Posted by Andrew Musselman <an...@gmail.com>.
Here's the schema of that record.parquet file(edited for brevity):

$ ~/hadoop-2.6.0/bin/hadoop jar
~/parquet-mr/parquet-tools/target/parquet-tools-1.8.0-SNAPSHOT.jar schema
~/record.parquet
message some/message/tokens path/identifying/data/location {
  repeated double a;
  repeated double b;
  repeated float c;
  ...
  repeated double z;
}


On Thu, May 7, 2015 at 3:41 PM, Andrew Musselman <andrew.musselman@gmail.com
> wrote:

> I'm trying to read a parquet file in Pig, using parquet-mr jars built from
> master.  Should I be building from a release tag?
>
> Pig version is binary 0.14.
>
> grunt> register
> /home/akm/parquet-mr/parquet-*/target/parquet-*-1.8.0-SNAPSHOT.jar;
> grunt> a = load '/home/akm/record.parquet' using
> org.apache.parquet.pig.ParquetLoader;
> 2015-05-07 15:39:41,860 [main] INFO
>  org.apache.hadoop.mapreduce.lib.input.FileInputFormat - Total input paths
> to process : 1
> 2015-05-07 15:39:41,878 [main] ERROR org.apache.pig.tools.grunt.Grunt -
> ERROR 2218: Invalid resource schema: bag schema must have tuple as its field
> Details at logfile: /home/akm/pig_1431036955635.log
>
> And in that logfile:
>
> Pig Stack Trace
> ---------------
> ERROR 2218: Invalid resource schema: bag schema must have tuple as its
> field
>
> Failed to parse: Can not retrieve schema from loader
> org.apache.parquet.pig.ParquetLoader@1be72d8
>         at
> org.apache.pig.parser.QueryParserDriver.parse(QueryParserDriver.java:201)
>         at
> org.apache.pig.PigServer$Graph.validateQuery(PigServer.java:1707)
>         at
> org.apache.pig.PigServer$Graph.registerQuery(PigServer.java:1680)

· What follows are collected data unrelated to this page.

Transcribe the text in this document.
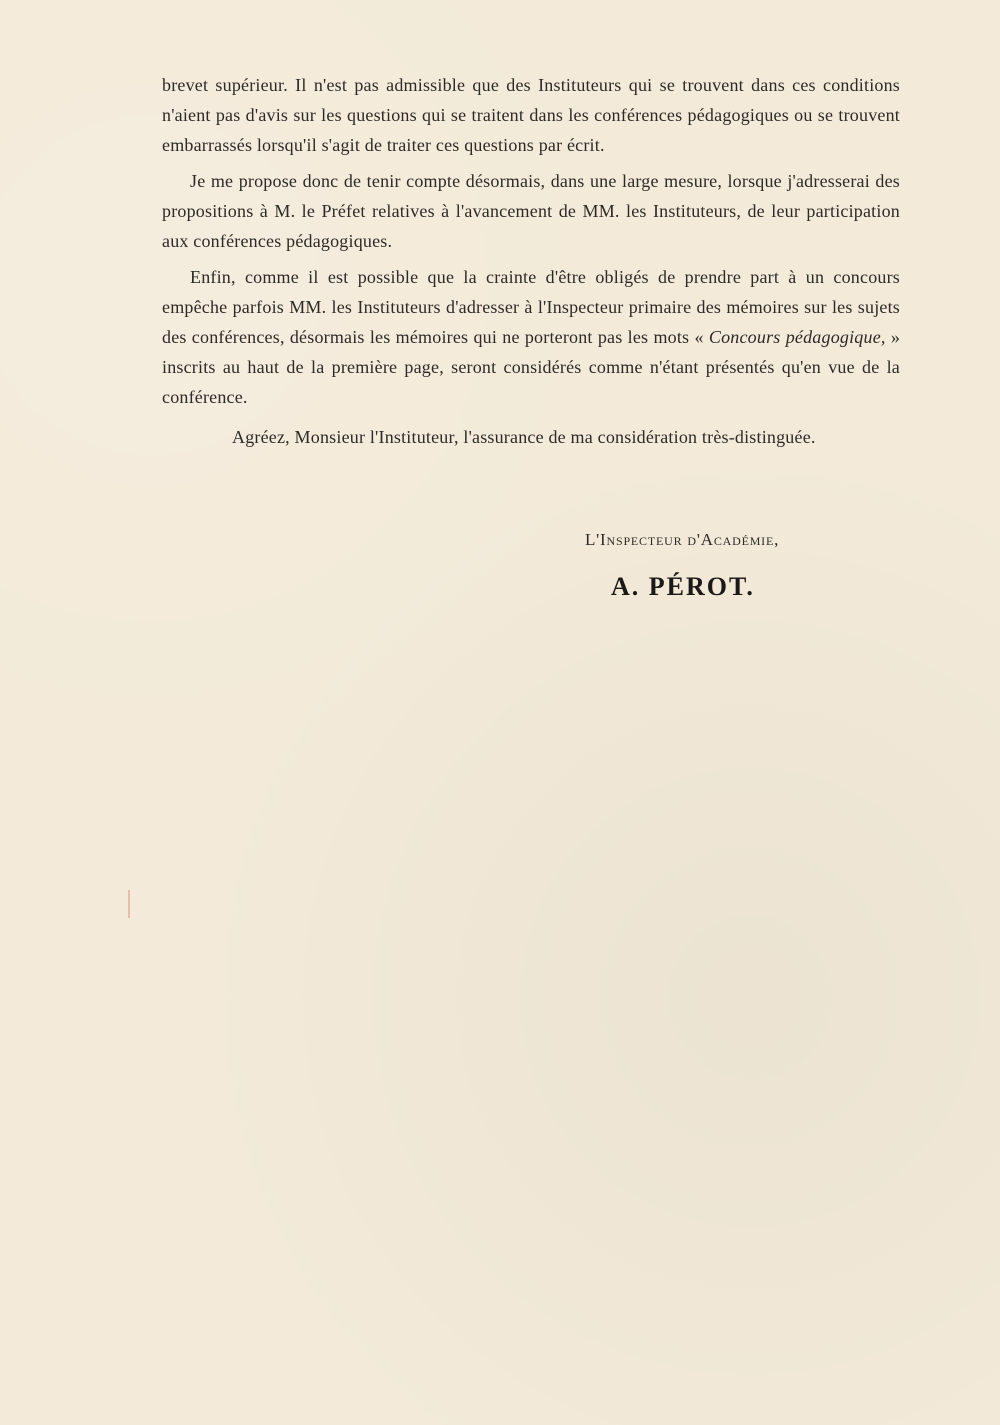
brevet supérieur. Il n'est pas admissible que des Instituteurs qui se trouvent dans ces conditions n'aient pas d'avis sur les questions qui se traitent dans les conférences pédagogiques ou se trouvent embarrassés lorsqu'il s'agit de traiter ces questions par écrit.

Je me propose donc de tenir compte désormais, dans une large mesure, lorsque j'adresserai des propositions à M. le Préfet relatives à l'avancement de MM. les Instituteurs, de leur participation aux conférences pédagogiques.

Enfin, comme il est possible que la crainte d'être obligés de prendre part à un concours empêche parfois MM. les Instituteurs d'adresser à l'Inspecteur primaire des mémoires sur les sujets des conférences, désormais les mémoires qui ne porteront pas les mots « Concours pédagogique, » inscrits au haut de la première page, seront considérés comme n'étant présentés qu'en vue de la conférence.

Agréez, Monsieur l'Instituteur, l'assurance de ma considération très-distinguée.

L'Inspecteur d'Académie,
A. PÉROT.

>         at org.apache.pig.PigServer.registerQuery(PigServer.java:623)
>         at
> org.apache.pig.tools.grunt.GruntParser.processPig(GruntParser.java:1063)
>         at
> org.apache.pig.tools.pigscript.parser.PigScriptParser.parse(PigScriptParser.java:501)
>         at
> org.apache.pig.tools.grunt.GruntParser.parseStopOnError(GruntParser.java:230)
>         at
> org.apache.pig.tools.grunt.GruntParser.parseStopOnError(GruntParser.java:205)
>         at org.apache.pig.tools.grunt.Grunt.run(Grunt.java:66)

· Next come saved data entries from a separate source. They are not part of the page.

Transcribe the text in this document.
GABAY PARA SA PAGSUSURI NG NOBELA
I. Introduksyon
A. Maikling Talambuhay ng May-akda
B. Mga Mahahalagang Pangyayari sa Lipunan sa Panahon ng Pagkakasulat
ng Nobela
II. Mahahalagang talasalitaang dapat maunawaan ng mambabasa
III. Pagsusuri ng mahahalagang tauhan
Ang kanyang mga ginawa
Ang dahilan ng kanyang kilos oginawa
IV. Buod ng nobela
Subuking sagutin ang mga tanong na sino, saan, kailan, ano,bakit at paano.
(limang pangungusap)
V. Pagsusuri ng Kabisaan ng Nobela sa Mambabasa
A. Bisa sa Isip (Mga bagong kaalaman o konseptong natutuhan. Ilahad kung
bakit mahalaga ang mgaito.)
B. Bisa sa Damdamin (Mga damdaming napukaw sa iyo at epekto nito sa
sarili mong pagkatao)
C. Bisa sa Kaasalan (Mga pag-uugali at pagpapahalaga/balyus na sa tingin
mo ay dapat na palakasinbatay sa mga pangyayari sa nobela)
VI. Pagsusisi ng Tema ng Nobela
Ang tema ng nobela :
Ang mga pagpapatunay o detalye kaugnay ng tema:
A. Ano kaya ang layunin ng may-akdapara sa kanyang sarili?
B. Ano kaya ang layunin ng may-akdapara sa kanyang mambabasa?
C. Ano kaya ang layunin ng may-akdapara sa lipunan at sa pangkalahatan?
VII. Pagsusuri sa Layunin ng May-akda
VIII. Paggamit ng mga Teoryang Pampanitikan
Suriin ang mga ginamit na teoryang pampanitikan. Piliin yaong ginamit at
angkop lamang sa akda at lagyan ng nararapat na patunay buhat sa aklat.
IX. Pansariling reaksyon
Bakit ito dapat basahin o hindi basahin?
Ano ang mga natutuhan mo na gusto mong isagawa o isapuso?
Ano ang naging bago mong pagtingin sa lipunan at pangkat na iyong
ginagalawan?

>         at org.apache.pig.Main.run(Main.java:558)
>         at org.apache.pig.Main.main(Main.java:170)
> Caused by: java.lang.RuntimeException: Can not retrieve schema from loader
> org.apache.parquet.pig.ParquetLoader@1be72d8
>         at
> org.apache.pig.newplan.logical.relational.LOLoad.<init>(LOLoad.java:91)
>         at
> org.apache.pig.parser.LogicalPlanBuilder.buildLoadOp(LogicalPlanBuilder.java:901)
>         at
> org.apache.pig.parser.LogicalPlanGenerator.load_clause(LogicalPlanGenerator.java:3568)
>         at
> org.apache.pig.parser.LogicalPlanGenerator.op_clause(LogicalPlanGenerator.java:1625)
>         at
> org.apache.pig.parser.LogicalPlanGenerator.general_statement(LogicalPlanGenerator.java:1102)
>         at
> org.apache.pig.parser.LogicalPlanGenerator.statement(LogicalPlanGenerator.java:560)
>         at
> org.apache.pig.parser.LogicalPlanGenerator.query(LogicalPlanGenerator.java:421)
>         at
> org.apache.pig.parser.QueryParserDriver.parse(QueryParserDriver.java:191)
>         ... 10 more
> Caused by: org.apache.pig.impl.logicalLayer.FrontendException: ERROR 2245:
> Cannot get schema from loadFunc org.apache.parquet.pig.ParquetLoader
>         at
> org.apache.pig.newplan.logical.relational.LOLoad.getSchemaFromMetaData(LOLoad.java:179)
>         at
> org.apache.pig.newplan.logical.relational.LOLoad.<init>(LOLoad.java:89)
>         ... 17 more
> Caused by: org.apache.pig.impl.logicalLayer.FrontendException: ERROR 2218:
> Invalid resource schema: bag schema must have tuple as its field
>         at
> org.apache.pig.ResourceSchema$ResourceFieldSchema.throwInvalidSchemaException(ResourceSchema.java:216)
>         at
> org.apache.pig.impl.logicalLayer.schema.Schema.getPigSchema(Schema.java:1916)
>         at
> org.apache.pig.newplan.logical.relational.LOLoad.getSchemaFromMetaData(LOLoad.java:176)
>         ... 18 more
>
> ================================================================================
>
>